Despite Vion saying: "as an important meat producer, we have an influence on lowering the negative impact of livestock farming", the company is doing hardly anything to reduce its climate impact. At most, Vion aims to reduce the carbon footprint of its factory processes, and actually envisions a higher production.
The tofu myth
According to Vion, the CO2 footprint of Dutch pork is lower than, or similar to tofu.
This is obviously not true, pork is at least twice as bad for the climate as tofu. Read our blog about this topic here.
Other environmental impacts
Poore and Nemecek compared the environmental impact of different food products in their comprehensive study 'Reducing food's environmental impacts through producers and consumers' (Oxford). This study also shows that in addition to high CO2 emissions, pork and beef also contributes significantly to land use, acidification, eutrophication, and water use.
In addition, livestock farming produces fine particles; manure contains nitrogen and phosphate; and antibiotics are used. The east of Brabant and the north of Limburg are heavily polluted by the 16.5 billion kilos of manure produced annually by all animals, more than one fifth of all manure in the Netherlands.
Despite this, Vion keeps saying that (Dutch) meat is climate-friendly.
Vion claims to contribute to the Sustainable Development Goals, amongst those number one on "zero hunger", and that meat protein is important for a healthy diet.
However, meat and dairy products only provide 18% of global calories, 37% of the protein, yet take up 83% of agricultural land. Vion exaggerates the need for protein and doesn't mention that vegan diets - which contain protein as well - are healthy and nutritionally adequate.
A kilo of pig meat requires 6000 liters of water. Of course, the production of vegetable crops also requires water, but this is considerably less than for meat. For 1300 calories in the form of grains, about 500 liters of water is needed.
The "ultimate circulair animal"
According to the Dutch Pig Farmers' Union, the Dutch pig is an "ultimate circulair animal. Approximately 65% of the pig feed in the Netherlands consists of by-products from the Dutch food industry". However, these so called by-products include soybean meal, according to the animal feed lobby organisation, Nevedi. Contrary to what the industry tries to make us believe, soy is cultivated for animal feed and soybean meal is a main cause of the growing demand for soy. According to Natuur en Milieu, the standard feed for pigs consists largely (91%) of raw materials that are specially cultivated as animal feed. In total, about 70% of the raw materials for pig feed is also suitable for human consumption or is grown on land where food for humans could grow as well.
Since 1 kilo of pork requires about 6,5 kilos of vegetable feed, a pig is not a circulair animal at all. Rather, eating pigs as a source of protein is a very inefficient way to use our limited land!
Vion is a member of the Round Table on Responsible Soy Association and says that “the RTRS certification includes strict requirements on the preservation of natural forests and other natural resources.”

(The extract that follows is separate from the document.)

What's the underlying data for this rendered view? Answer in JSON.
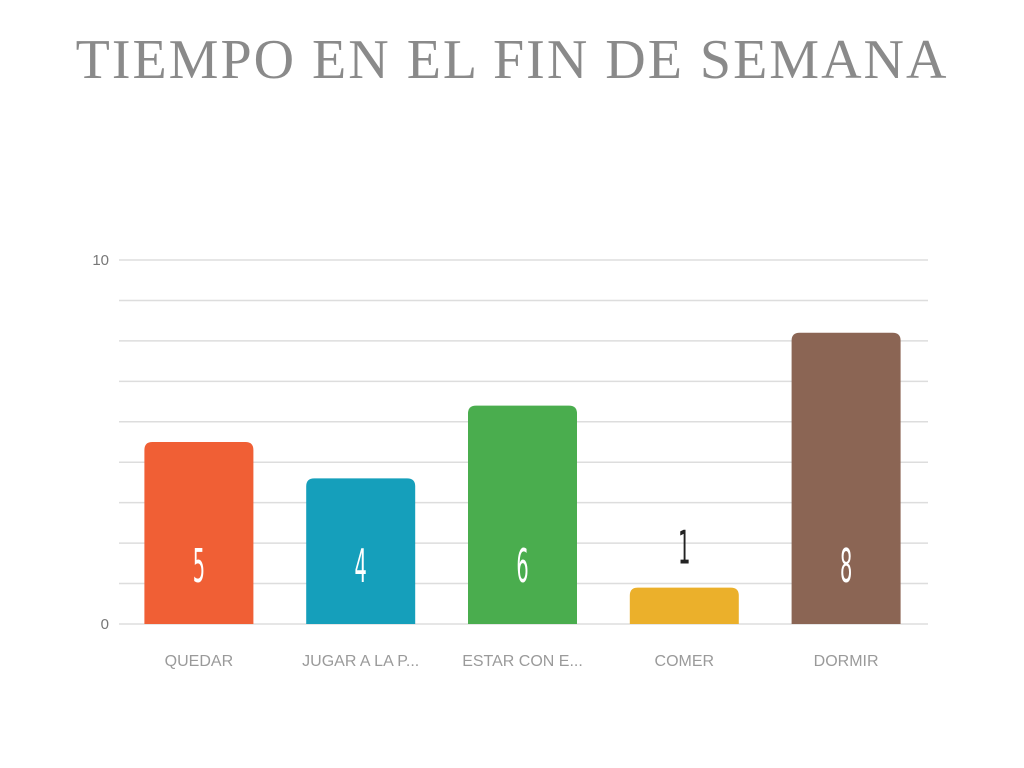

However, RTRS claims are misleading and being a member of this Association is just another greenwashing trick. Also, Vion committed to this soy for one only specific product line (Good Farming Star, which is sold in Dutch supermarkets). See also here.
Smell and other problems
Finally, Vion causes local environmental problems. Local residents have been complaining for years about smell, noise and traffic. Although Vion borders a nature reserve (Kampina), and objections have been raised by various groups, the company has been allowed to expand. Residents are also concerned about waste water that regularly flows into ditches and the river Bommel.